A few weeks ago, I posted a thread about not fancying my DH for a long time, and asking for advice. I was the one who regularly cried in the bathroom after sex and hadn't fancied him for about 9 years? Anyway, I was so touched by the responses (and the lovely people who even PMed me) that I wanted to update.
Basically, I went to 2 counselling sessions on my own, and my counsellor was fantastic. She made me realise that I am being unfair both to myself and my lovely DH if I don't do anything about it. So, after very large glass of wine at the weekend, I finally finally broached the subject with DH. and you know what? It wasn't nearly as bad as I thought. He was shocked, but he knew at once that it's something we need to deal with. And he didn't crumble (which was my big fear).

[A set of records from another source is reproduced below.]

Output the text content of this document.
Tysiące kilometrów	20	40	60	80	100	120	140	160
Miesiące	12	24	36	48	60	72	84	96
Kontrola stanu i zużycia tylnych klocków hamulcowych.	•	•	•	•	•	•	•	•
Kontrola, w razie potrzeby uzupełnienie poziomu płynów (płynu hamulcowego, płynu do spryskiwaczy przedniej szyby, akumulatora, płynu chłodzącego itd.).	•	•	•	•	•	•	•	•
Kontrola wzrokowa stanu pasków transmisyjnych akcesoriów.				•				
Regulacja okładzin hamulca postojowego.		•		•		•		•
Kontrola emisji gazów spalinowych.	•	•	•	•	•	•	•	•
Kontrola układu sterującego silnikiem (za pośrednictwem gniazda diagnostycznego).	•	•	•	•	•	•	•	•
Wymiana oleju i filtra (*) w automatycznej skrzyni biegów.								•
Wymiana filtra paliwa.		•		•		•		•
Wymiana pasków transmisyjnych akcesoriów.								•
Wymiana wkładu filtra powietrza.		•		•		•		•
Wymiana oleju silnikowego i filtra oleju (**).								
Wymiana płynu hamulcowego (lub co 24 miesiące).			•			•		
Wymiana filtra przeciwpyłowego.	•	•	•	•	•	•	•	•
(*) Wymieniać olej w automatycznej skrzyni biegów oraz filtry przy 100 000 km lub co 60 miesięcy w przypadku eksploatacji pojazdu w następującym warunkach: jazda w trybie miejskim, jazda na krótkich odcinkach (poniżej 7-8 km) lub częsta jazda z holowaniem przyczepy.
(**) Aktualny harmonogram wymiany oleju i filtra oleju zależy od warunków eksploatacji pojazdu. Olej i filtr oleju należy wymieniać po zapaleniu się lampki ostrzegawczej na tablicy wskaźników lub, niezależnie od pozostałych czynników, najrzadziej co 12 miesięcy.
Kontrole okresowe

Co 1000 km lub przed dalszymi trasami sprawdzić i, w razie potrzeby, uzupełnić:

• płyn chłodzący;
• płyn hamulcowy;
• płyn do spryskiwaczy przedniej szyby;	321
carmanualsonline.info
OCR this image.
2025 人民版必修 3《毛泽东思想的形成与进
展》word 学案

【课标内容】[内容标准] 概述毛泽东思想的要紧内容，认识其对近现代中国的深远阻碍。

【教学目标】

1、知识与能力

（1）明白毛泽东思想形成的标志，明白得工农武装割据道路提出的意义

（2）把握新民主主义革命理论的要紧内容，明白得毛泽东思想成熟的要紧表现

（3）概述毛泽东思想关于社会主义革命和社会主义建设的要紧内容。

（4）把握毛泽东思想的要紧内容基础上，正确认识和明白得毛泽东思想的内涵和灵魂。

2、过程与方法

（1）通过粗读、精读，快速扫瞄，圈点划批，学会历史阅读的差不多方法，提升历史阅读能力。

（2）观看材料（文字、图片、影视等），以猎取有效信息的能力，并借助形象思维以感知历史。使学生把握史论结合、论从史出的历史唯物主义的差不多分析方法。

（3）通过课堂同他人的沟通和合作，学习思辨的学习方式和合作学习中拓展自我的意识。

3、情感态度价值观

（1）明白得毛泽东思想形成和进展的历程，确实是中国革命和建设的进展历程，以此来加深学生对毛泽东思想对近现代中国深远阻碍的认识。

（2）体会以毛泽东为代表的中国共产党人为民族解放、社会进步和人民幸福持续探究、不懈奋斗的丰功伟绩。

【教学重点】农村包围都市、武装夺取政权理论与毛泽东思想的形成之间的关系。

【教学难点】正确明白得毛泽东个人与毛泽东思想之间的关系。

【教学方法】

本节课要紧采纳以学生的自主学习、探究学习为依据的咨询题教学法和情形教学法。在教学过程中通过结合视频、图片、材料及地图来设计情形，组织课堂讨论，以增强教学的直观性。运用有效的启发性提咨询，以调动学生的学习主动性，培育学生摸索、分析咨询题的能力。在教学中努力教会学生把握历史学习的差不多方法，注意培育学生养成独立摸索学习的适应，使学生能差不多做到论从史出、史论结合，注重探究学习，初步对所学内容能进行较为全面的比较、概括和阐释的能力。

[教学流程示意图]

So on Tuesday morning, we had our first counselling session together, with a lady from Relate who does sex and relationship counselling. It was bloody awful having to sit there and admit it all, but it feels very very good to have done it. And I know that this may not fix things, and our relationship may still be over but at least I am trying now.
But basically, I wanted to say to everyone out there who helped, and posted, or even anyone who watched with interest because of their own situation - THANK YOU from the bottom of my heart. I don't think I would have done this without Mumsnet. and there is hope! Not fancying your DH is an issue, and one worthy of taking seriously.
Wishing everyone in a similar situation lots of love.